Similar results of local clustering of HCV and other associated infections such as HIV have been reported in South Africa and Italy [35, 36]. Our detection of HCV clusters could be used by healthcare planners in Libya to plan screening and treatment policies. However, it should be noted that not all HCV cases were detected in these clusters. The other cases showed a more random distribution over the whole country. Hence, policies are needed on a national level to cover all the regions and districts [37].

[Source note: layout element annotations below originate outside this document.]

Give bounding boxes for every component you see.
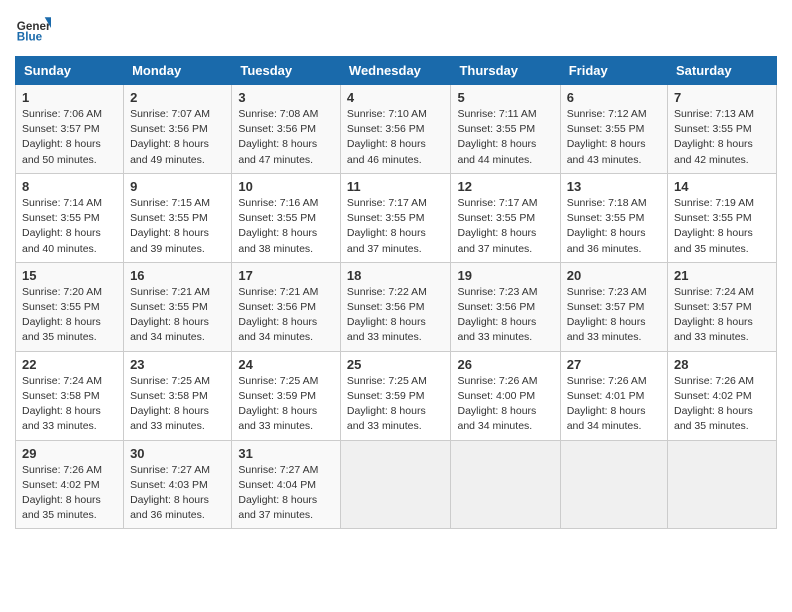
column-header-sunday: Sunday — [16, 57, 124, 85]
column-header-wednesday: Wednesday — [340, 57, 451, 85]
calendar-cell: 17Sunrise: 7:21 AMSunset: 3:56 PMDayligh… — [232, 262, 341, 351]
calendar-cell: 31Sunrise: 7:27 AMSunset: 4:04 PMDayligh… — [232, 440, 341, 529]
calendar-cell: 11Sunrise: 7:17 AMSunset: 3:55 PMDayligh… — [340, 173, 451, 262]
calendar-table: SundayMondayTuesdayWednesdayThursdayFrid… — [15, 56, 777, 529]
calendar-cell: 21Sunrise: 7:24 AMSunset: 3:57 PMDayligh… — [668, 262, 777, 351]
column-header-saturday: Saturday — [668, 57, 777, 85]
calendar-cell: 18Sunrise: 7:22 AMSunset: 3:56 PMDayligh… — [340, 262, 451, 351]
calendar-cell: 26Sunrise: 7:26 AMSunset: 4:00 PMDayligh… — [451, 351, 560, 440]
calendar-cell: 2Sunrise: 7:07 AMSunset: 3:56 PMDaylight… — [124, 85, 232, 174]
page-header: General Blue — [15, 10, 777, 46]
calendar-cell: 27Sunrise: 7:26 AMSunset: 4:01 PMDayligh… — [560, 351, 667, 440]
calendar-header-row: SundayMondayTuesdayWednesdayThursdayFrid… — [16, 57, 777, 85]
calendar-row-4: 22Sunrise: 7:24 AMSunset: 3:58 PMDayligh… — [16, 351, 777, 440]
calendar-cell: 23Sunrise: 7:25 AMSunset: 3:58 PMDayligh… — [124, 351, 232, 440]
calendar-cell: 1Sunrise: 7:06 AMSunset: 3:57 PMDaylight… — [16, 85, 124, 174]
logo: General Blue — [15, 10, 51, 46]
calendar-cell — [340, 440, 451, 529]
calendar-cell: 19Sunrise: 7:23 AMSunset: 3:56 PMDayligh… — [451, 262, 560, 351]
column-header-thursday: Thursday — [451, 57, 560, 85]
calendar-cell: 12Sunrise: 7:17 AMSunset: 3:55 PMDayligh… — [451, 173, 560, 262]
calendar-cell: 16Sunrise: 7:21 AMSunset: 3:55 PMDayligh… — [124, 262, 232, 351]
calendar-cell: 20Sunrise: 7:23 AMSunset: 3:57 PMDayligh… — [560, 262, 667, 351]
calendar-row-3: 15Sunrise: 7:20 AMSunset: 3:55 PMDayligh… — [16, 262, 777, 351]
calendar-row-5: 29Sunrise: 7:26 AMSunset: 4:02 PMDayligh… — [16, 440, 777, 529]
calendar-cell: 4Sunrise: 7:10 AMSunset: 3:56 PMDaylight… — [340, 85, 451, 174]
calendar-cell: 25Sunrise: 7:25 AMSunset: 3:59 PMDayligh… — [340, 351, 451, 440]
calendar-cell: 10Sunrise: 7:16 AMSunset: 3:55 PMDayligh… — [232, 173, 341, 262]
column-header-tuesday: Tuesday — [232, 57, 341, 85]
calendar-cell: 14Sunrise: 7:19 AMSunset: 3:55 PMDayligh… — [668, 173, 777, 262]
calendar-cell: 13Sunrise: 7:18 AMSunset: 3:55 PMDayligh… — [560, 173, 667, 262]
calendar-cell: 9Sunrise: 7:15 AMSunset: 3:55 PMDaylight… — [124, 173, 232, 262]
logo-icon: General Blue — [15, 10, 51, 46]
calendar-cell — [668, 440, 777, 529]
calendar-cell: 3Sunrise: 7:08 AMSunset: 3:56 PMDaylight… — [232, 85, 341, 174]
calendar-cell: 28Sunrise: 7:26 AMSunset: 4:02 PMDayligh… — [668, 351, 777, 440]
calendar-cell: 30Sunrise: 7:27 AMSunset: 4:03 PMDayligh… — [124, 440, 232, 529]
calendar-cell: 22Sunrise: 7:24 AMSunset: 3:58 PMDayligh… — [16, 351, 124, 440]
calendar-cell: 6Sunrise: 7:12 AMSunset: 3:55 PMDaylight… — [560, 85, 667, 174]
calendar-cell — [451, 440, 560, 529]
calendar-cell: 8Sunrise: 7:14 AMSunset: 3:55 PMDaylight… — [16, 173, 124, 262]
column-header-monday: Monday — [124, 57, 232, 85]
calendar-cell: 24Sunrise: 7:25 AMSunset: 3:59 PMDayligh… — [232, 351, 341, 440]
calendar-cell: 5Sunrise: 7:11 AMSunset: 3:55 PMDaylight… — [451, 85, 560, 174]
calendar-cell: 7Sunrise: 7:13 AMSunset: 3:55 PMDaylight… — [668, 85, 777, 174]
calendar-row-2: 8Sunrise: 7:14 AMSunset: 3:55 PMDaylight… — [16, 173, 777, 262]
calendar-row-1: 1Sunrise: 7:06 AMSunset: 3:57 PMDaylight… — [16, 85, 777, 174]
svg-text:Blue: Blue — [17, 31, 43, 44]
calendar-cell: 15Sunrise: 7:20 AMSunset: 3:55 PMDayligh… — [16, 262, 124, 351]
calendar-cell — [560, 440, 667, 529]
column-header-friday: Friday — [560, 57, 667, 85]
calendar-cell: 29Sunrise: 7:26 AMSunset: 4:02 PMDayligh… — [16, 440, 124, 529]
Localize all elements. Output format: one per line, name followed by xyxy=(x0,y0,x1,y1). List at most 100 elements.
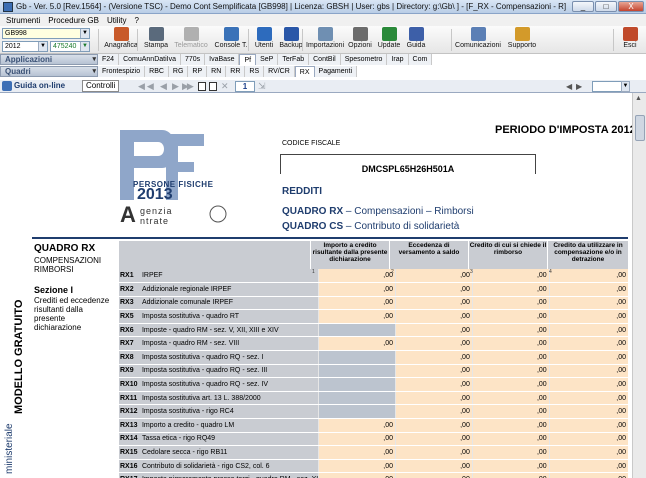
amount-field-col3[interactable]: ,00 xyxy=(471,459,550,474)
amount-field-col4[interactable]: ,00 xyxy=(548,336,628,352)
amount-field-col4[interactable]: ,00 xyxy=(548,296,628,311)
amount-field-col3[interactable]: ,00 xyxy=(471,418,550,433)
menu-help[interactable]: ? xyxy=(135,16,139,25)
toolbar-button-console-t-[interactable]: Console T. xyxy=(212,27,250,53)
tab-quadri-rx[interactable]: RX xyxy=(294,66,315,77)
amount-field-col3[interactable]: ,00 xyxy=(471,269,550,284)
toolbar-button-backup[interactable]: Backup xyxy=(278,27,304,53)
last-page-icon[interactable]: ▶▶ xyxy=(182,81,194,92)
company-combo[interactable]: GB998 ▼ xyxy=(2,28,90,39)
chevron-down-icon[interactable]: ▼ xyxy=(80,42,89,51)
tab-quadri-rs[interactable]: RS xyxy=(245,66,265,77)
delete-page-icon[interactable]: ✕ xyxy=(221,81,229,92)
amount-field-col1[interactable]: ,00 xyxy=(318,459,396,474)
amount-field-col2[interactable]: ,00 xyxy=(395,269,473,284)
amount-field-col1[interactable]: ,00 xyxy=(318,445,396,460)
amount-field-col3[interactable]: ,00 xyxy=(471,282,550,297)
amount-field-col2[interactable]: ,00 xyxy=(395,323,473,338)
menu-procedure-gb[interactable]: Procedure GB xyxy=(48,16,99,25)
amount-field-col4[interactable]: ,00 xyxy=(548,391,628,406)
amount-field-col3[interactable]: ,00 xyxy=(471,364,550,379)
amount-field-col3[interactable]: ,00 xyxy=(471,404,550,420)
amount-field-col3[interactable]: ,00 xyxy=(471,336,550,352)
amount-field-col1[interactable]: ,00 xyxy=(318,269,396,284)
amount-field-col2[interactable]: ,00 xyxy=(395,296,473,311)
new-page-icon[interactable] xyxy=(209,82,217,91)
toolbar-button-opzioni[interactable]: Opzioni xyxy=(346,27,374,53)
chevron-down-icon[interactable]: ▼ xyxy=(38,42,47,51)
toolbar-button-esci[interactable]: Esci xyxy=(618,27,642,53)
amount-field-col4[interactable]: ,00 xyxy=(548,377,628,392)
chevron-down-icon[interactable]: ▼ xyxy=(80,29,89,38)
goto-page-icon[interactable]: ⇲ xyxy=(258,81,266,92)
toolbar-button-utenti[interactable]: Utenti xyxy=(252,27,276,53)
chevron-down-icon[interactable]: ▾ xyxy=(92,67,96,76)
tab-applicazioni-770s[interactable]: 770s xyxy=(180,54,206,65)
amount-field-col2[interactable]: ,00 xyxy=(395,404,473,420)
tab-applicazioni-f24[interactable]: F24 xyxy=(98,54,120,65)
amount-field-col1[interactable]: ,00 xyxy=(318,418,396,433)
first-page-icon[interactable]: ◀◀ xyxy=(138,81,156,92)
amount-field-col4[interactable]: ,00 xyxy=(548,472,628,478)
tab-applicazioni-irap[interactable]: Irap xyxy=(387,54,409,65)
scrollbar-thumb[interactable] xyxy=(635,115,645,141)
amount-field-col3[interactable]: ,00 xyxy=(471,432,550,447)
tab-applicazioni-sep[interactable]: SeP xyxy=(256,54,279,65)
amount-field-col3[interactable]: ,00 xyxy=(471,350,550,365)
amount-field-col3[interactable]: ,00 xyxy=(471,472,550,478)
amount-field-col3[interactable]: ,00 xyxy=(471,377,550,392)
toolbar-button-anagrafica[interactable]: Anagrafica xyxy=(102,27,140,53)
tab-quadri-rv-cr[interactable]: RV/CR xyxy=(264,66,295,77)
toolbar-button-update[interactable]: Update xyxy=(376,27,402,53)
amount-field-col1[interactable]: ,00 xyxy=(318,336,396,352)
close-button[interactable]: X xyxy=(618,1,644,12)
toolbar-button-stampa[interactable]: Stampa xyxy=(141,27,171,53)
tab-quadri-rr[interactable]: RR xyxy=(226,66,246,77)
toolbar-button-telematico[interactable]: Telematico xyxy=(172,27,210,53)
amount-field-col2[interactable]: ,00 xyxy=(395,459,473,474)
amount-field-col2[interactable]: ,00 xyxy=(395,432,473,447)
page-icon[interactable] xyxy=(198,82,206,91)
amount-field-col4[interactable]: ,00 xyxy=(548,323,628,338)
amount-field-col1[interactable]: ,00 xyxy=(318,309,396,324)
amount-field-col3[interactable]: ,00 xyxy=(471,391,550,406)
page-number-field[interactable]: 1 xyxy=(235,81,255,92)
amount-field-col4[interactable]: ,00 xyxy=(548,282,628,297)
tab-quadri-frontespizio[interactable]: Frontespizio xyxy=(98,66,146,77)
amount-field-col2[interactable]: ,00 xyxy=(395,418,473,433)
vertical-scrollbar[interactable]: ▲ xyxy=(632,93,646,478)
applicazioni-panel[interactable]: Applicazioni ▾ xyxy=(0,54,98,65)
amount-field-col1[interactable]: ,00 xyxy=(318,282,396,297)
tab-applicazioni-contbil[interactable]: ContBil xyxy=(309,54,341,65)
amount-field-col2[interactable]: ,00 xyxy=(395,377,473,392)
code-combo[interactable]: 475240 ▼ xyxy=(50,41,90,52)
amount-field-col3[interactable]: ,00 xyxy=(471,296,550,311)
amount-field-col2[interactable]: ,00 xyxy=(395,282,473,297)
toolbar-button-comunicazioni[interactable]: Comunicazioni xyxy=(455,27,501,53)
amount-field-col2[interactable]: ,00 xyxy=(395,472,473,478)
scroll-left-icon[interactable]: ◀ xyxy=(566,82,572,91)
amount-field-col2[interactable]: ,00 xyxy=(395,391,473,406)
amount-field-col2[interactable]: ,00 xyxy=(395,336,473,352)
amount-field-col4[interactable]: ,00 xyxy=(548,364,628,379)
codice-fiscale-field[interactable]: DMCSPL65H26H501A xyxy=(280,154,536,174)
chevron-down-icon[interactable]: ▼ xyxy=(621,81,630,92)
controlli-button[interactable]: Controlli xyxy=(82,80,120,92)
prev-page-icon[interactable]: ◀ xyxy=(160,81,167,92)
amount-field-col4[interactable]: ,00 xyxy=(548,418,628,433)
year-combo[interactable]: 2012 ▼ xyxy=(2,41,48,52)
amount-field-col2[interactable]: ,00 xyxy=(395,309,473,324)
tab-applicazioni-spesometro[interactable]: Spesometro xyxy=(340,54,388,65)
amount-field-col3[interactable]: ,00 xyxy=(471,445,550,460)
chevron-down-icon[interactable]: ▾ xyxy=(92,55,96,64)
tab-applicazioni-terfab[interactable]: TerFab xyxy=(278,54,310,65)
toolbar-button-guida[interactable]: Guida xyxy=(403,27,429,53)
minimize-button[interactable]: _ xyxy=(572,1,594,12)
amount-field-col4[interactable]: ,00 xyxy=(548,269,628,284)
amount-field-col1[interactable]: ,00 xyxy=(318,296,396,311)
tab-applicazioni-com[interactable]: Com xyxy=(408,54,433,65)
tab-quadri-rp[interactable]: RP xyxy=(188,66,208,77)
tab-quadri-rbc[interactable]: RBC xyxy=(145,66,169,77)
guida-online-link[interactable]: Guida on-line xyxy=(14,81,65,90)
scroll-up-icon[interactable]: ▲ xyxy=(635,95,642,102)
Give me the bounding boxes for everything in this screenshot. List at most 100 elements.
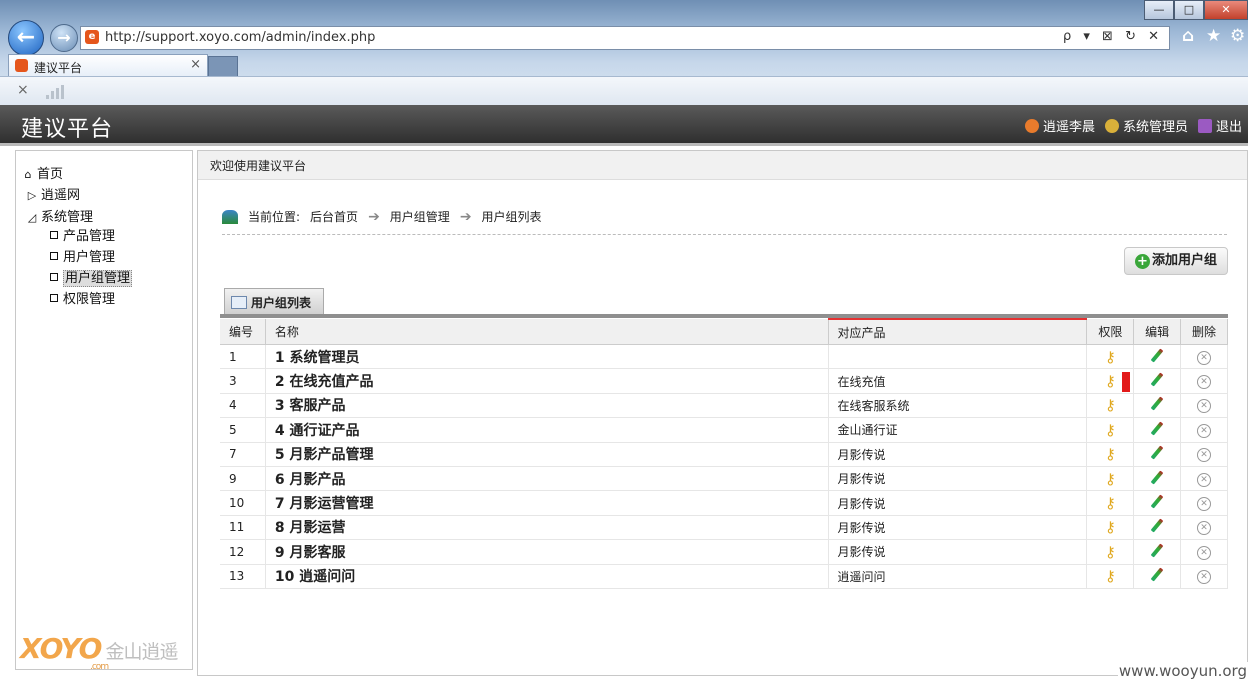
maximize-button[interactable]: □ xyxy=(1174,0,1204,20)
user-link[interactable]: 逍遥李晨 xyxy=(1024,116,1095,135)
pencil-icon[interactable] xyxy=(1150,518,1164,533)
cell-product: 金山通行证 xyxy=(828,417,1088,443)
delete-icon[interactable]: ✕ xyxy=(1197,570,1212,585)
app-title: 建议平台 xyxy=(21,117,114,142)
cell-permission: ⚷ xyxy=(1086,368,1135,394)
table-row: 96 月影产品 月影传说 ⚷ ✕ xyxy=(220,466,1228,492)
cell-edit xyxy=(1133,344,1182,370)
tab-active[interactable]: 建议平台 × xyxy=(8,54,208,77)
address-controls[interactable]: ρ ▾ ⊠ ↻ ✕ xyxy=(1063,29,1163,44)
cell-name: 7 月影运营管理 xyxy=(265,490,829,516)
close-window-button[interactable]: ✕ xyxy=(1204,0,1248,20)
sidebar-item-usergroups[interactable]: 用户组管理 xyxy=(50,267,133,287)
pencil-icon[interactable] xyxy=(1150,348,1164,363)
watermark: www.wooyun.org xyxy=(1117,662,1248,680)
key-icon[interactable]: ⚷ xyxy=(1105,445,1116,463)
delete-icon[interactable]: ✕ xyxy=(1197,423,1212,438)
pencil-icon[interactable] xyxy=(1150,543,1164,558)
key-icon[interactable]: ⚷ xyxy=(1105,372,1116,390)
pencil-icon[interactable] xyxy=(1150,567,1164,582)
table-row: 43 客服产品 在线客服系统 ⚷ ✕ xyxy=(220,393,1228,419)
key-icon[interactable]: ⚷ xyxy=(1105,543,1116,561)
back-button[interactable]: ← xyxy=(8,20,44,56)
cell-delete: ✕ xyxy=(1180,515,1228,541)
cell-delete: ✕ xyxy=(1180,466,1228,492)
role-link[interactable]: 系统管理员 xyxy=(1104,116,1188,135)
pencil-icon[interactable] xyxy=(1150,470,1164,485)
cell-product: 月影传说 xyxy=(828,515,1088,541)
sidebar-item-xoyo[interactable]: ▷ 逍遥网 xyxy=(26,184,80,203)
delete-icon[interactable]: ✕ xyxy=(1197,497,1212,512)
cell-edit xyxy=(1133,466,1182,492)
home-icon: ⌂ xyxy=(24,168,32,181)
pencil-icon[interactable] xyxy=(1150,421,1164,436)
key-icon[interactable]: ⚷ xyxy=(1105,396,1116,414)
sidebar: ⌂ 首页 ▷ 逍遥网 ◿ 系统管理 产品管理 用户管理 用户组管理 权限管理 XOYO… xyxy=(15,150,193,672)
key-icon[interactable]: ⚷ xyxy=(1105,567,1116,585)
sidebar-item-sysmgmt[interactable]: ◿ 系统管理 xyxy=(26,206,93,225)
cell-edit xyxy=(1133,393,1182,419)
pencil-icon[interactable] xyxy=(1150,396,1164,411)
divider xyxy=(222,234,1227,235)
forward-button[interactable]: → xyxy=(50,24,78,52)
cmdbar-close-icon[interactable]: × xyxy=(17,82,29,98)
col-delete: 删除 xyxy=(1180,319,1228,345)
key-icon[interactable]: ⚷ xyxy=(1105,348,1116,366)
plus-icon: + xyxy=(1134,254,1150,269)
minimize-button[interactable]: — xyxy=(1144,0,1174,20)
delete-icon[interactable]: ✕ xyxy=(1197,521,1212,536)
pencil-icon[interactable] xyxy=(1150,445,1164,460)
sidebar-item-products[interactable]: 产品管理 xyxy=(50,225,115,244)
delete-icon[interactable]: ✕ xyxy=(1197,375,1212,390)
table-icon xyxy=(231,296,247,309)
delete-icon[interactable]: ✕ xyxy=(1197,448,1212,463)
cell-name: 2 在线充值产品 xyxy=(265,368,829,394)
delete-icon[interactable]: ✕ xyxy=(1197,472,1212,487)
tab-close-icon[interactable]: × xyxy=(190,57,201,72)
table-row: 11 8 月影运营 月影传说 ⚷ ✕ xyxy=(220,515,1228,541)
cell-id: 10 xyxy=(220,490,266,516)
breadcrumb-home[interactable]: 后台首页 xyxy=(310,208,358,225)
signal-icon xyxy=(46,85,64,99)
cell-name: 5 月影产品管理 xyxy=(265,442,829,467)
add-user-group-button[interactable]: + 添加用户组 xyxy=(1124,247,1228,275)
breadcrumb-usergroup[interactable]: 用户组管理 xyxy=(390,208,450,225)
cell-name: 8 月影运营 xyxy=(265,515,829,541)
gear-icon[interactable]: ⚙ xyxy=(1230,26,1245,46)
col-permission: 权限 xyxy=(1086,319,1135,345)
key-icon[interactable]: ⚷ xyxy=(1105,421,1116,439)
cell-delete: ✕ xyxy=(1180,564,1228,589)
red-annotation-mark xyxy=(1122,372,1131,393)
cell-delete: ✕ xyxy=(1180,490,1228,516)
delete-icon[interactable]: ✕ xyxy=(1197,350,1212,365)
cell-delete: ✕ xyxy=(1180,344,1228,370)
logout-link[interactable]: 退出 xyxy=(1197,116,1242,135)
sidebar-item-permissions[interactable]: 权限管理 xyxy=(50,288,115,307)
new-tab-button[interactable] xyxy=(208,56,238,78)
table-row: 32 在线充值产品 在线充值 ⚷ ✕ xyxy=(220,368,1228,394)
pencil-icon[interactable] xyxy=(1150,494,1164,509)
cell-permission: ⚷ xyxy=(1086,393,1135,419)
tab-user-group-list[interactable]: 用户组列表 xyxy=(224,288,324,315)
cell-permission: ⚷ xyxy=(1086,539,1135,565)
delete-icon[interactable]: ✕ xyxy=(1197,399,1212,414)
delete-icon[interactable]: ✕ xyxy=(1197,545,1212,560)
breadcrumb: 当前位置: 后台首页 ➔ 用户组管理 ➔ 用户组列表 xyxy=(222,208,542,225)
col-name: 名称 xyxy=(265,319,829,345)
url-text[interactable]: http://support.xoyo.com/admin/index.php xyxy=(105,30,375,45)
sidebar-item-users[interactable]: 用户管理 xyxy=(50,246,115,265)
sidebar-item-home[interactable]: ⌂ 首页 xyxy=(22,163,64,182)
cell-delete: ✕ xyxy=(1180,539,1228,565)
address-bar[interactable]: e http://support.xoyo.com/admin/index.ph… xyxy=(80,26,1170,50)
home-icon[interactable]: ⌂ xyxy=(1182,26,1194,46)
pencil-icon[interactable] xyxy=(1150,372,1164,387)
favorites-icon[interactable]: ★ xyxy=(1206,26,1221,46)
cell-delete: ✕ xyxy=(1180,442,1228,467)
key-icon[interactable]: ⚷ xyxy=(1105,494,1116,512)
cell-edit xyxy=(1133,442,1182,467)
key-icon[interactable]: ⚷ xyxy=(1105,518,1116,536)
cell-product: 逍遥问问 xyxy=(828,564,1088,589)
cell-permission: ⚷ xyxy=(1086,466,1135,492)
key-icon[interactable]: ⚷ xyxy=(1105,470,1116,488)
browser-chrome: — □ ✕ ← → e http://support.xoyo.com/admi… xyxy=(0,0,1248,106)
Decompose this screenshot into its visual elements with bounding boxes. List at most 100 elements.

The large sample size and the analysis of geographical distribution and hotspots and cold-spots of the HCV epidemic could be considered important strengths of this study. Uniquely, it goes beyond clustering analysis to map the spatiotemporal variation of HCV risk driven by population-based determinants. It identifies the areas at high risk of HCV infections and thus its consequent complications where public health measures for prevention and treatment could be applied. A modeling system has recently been constructed to predict the prevalence of HCV among risk groups, such as blood donors, in order to propose a preventive strategy in Libya [38]. However, further analysis performed randomly may be needed [5, 39].

Limitations

Though this study makes an important contribution to advancing the spatiotemporal analysis of HCV infections in Libya, the African continent and developing countries in general, it has some limitations that might have affected the results.

  1. 1.

    Like other studies based on case records and using spatial analysis, some districts may under-report HCV infection cases. Hence, further studies are needed, particularly in the regions of high prevalence of HCV infection.

  2. 2.

    Data collection was based on certain surveillance studies and preserving the confidentiality of the individuals was important. Therefore, it is not always easy to give an accurate timing of HCV infection cases and the precise geographical locations of the patients.

  3. 3.

    Other determinants that were not included in this study may also explain inequalities in HCV infections, such as environmental, social and cultural factors, and access to health care facilities and HCV testing.

  4. 4.

    Data analysis did not take into account the movement of individuals from one region to another within the country, the impact of the variability and the extent of exposure to risk determinants, and the time lag between exposure and detection of HIV infection.

Conclusion

To the best of our knowledge, this is the first study in North Africa and Arab countries to describe the epidemiological characteristics of HCV infection using geospatial analysis at the country level. We used geospatial analysis to determine geographic and spatiotemporal trends of HCV infection in Libya and highlighted the associated population-based determinants. The results show a distinct variation in the prevalence of HCV infection at regional and district levels in Libya during 2007–2016. This indicates that intervention strategies for HCV prevention should take into account both individual and geographic-area variation. A homogenous national policy may not be effective due to inequalities in HCV prevalence. Understanding the impact of region and district on HCV infection can ensure that intervention is effective in areas with higher infection rates [40, 41]. HCV infections are particularly more prevalent in the southern and eastern districts, but this could have been due to the increasing number of African immigrants in these regions. Hence, further studies are needed at the regional level within North and sub-Saharan countries bordering Libya, particularly Egypt, Sudan, Chad and Niger to shed light on the population-related determinants that may play a role in the upsurge of HCV and other concomitant infections in North Africa [42, 43].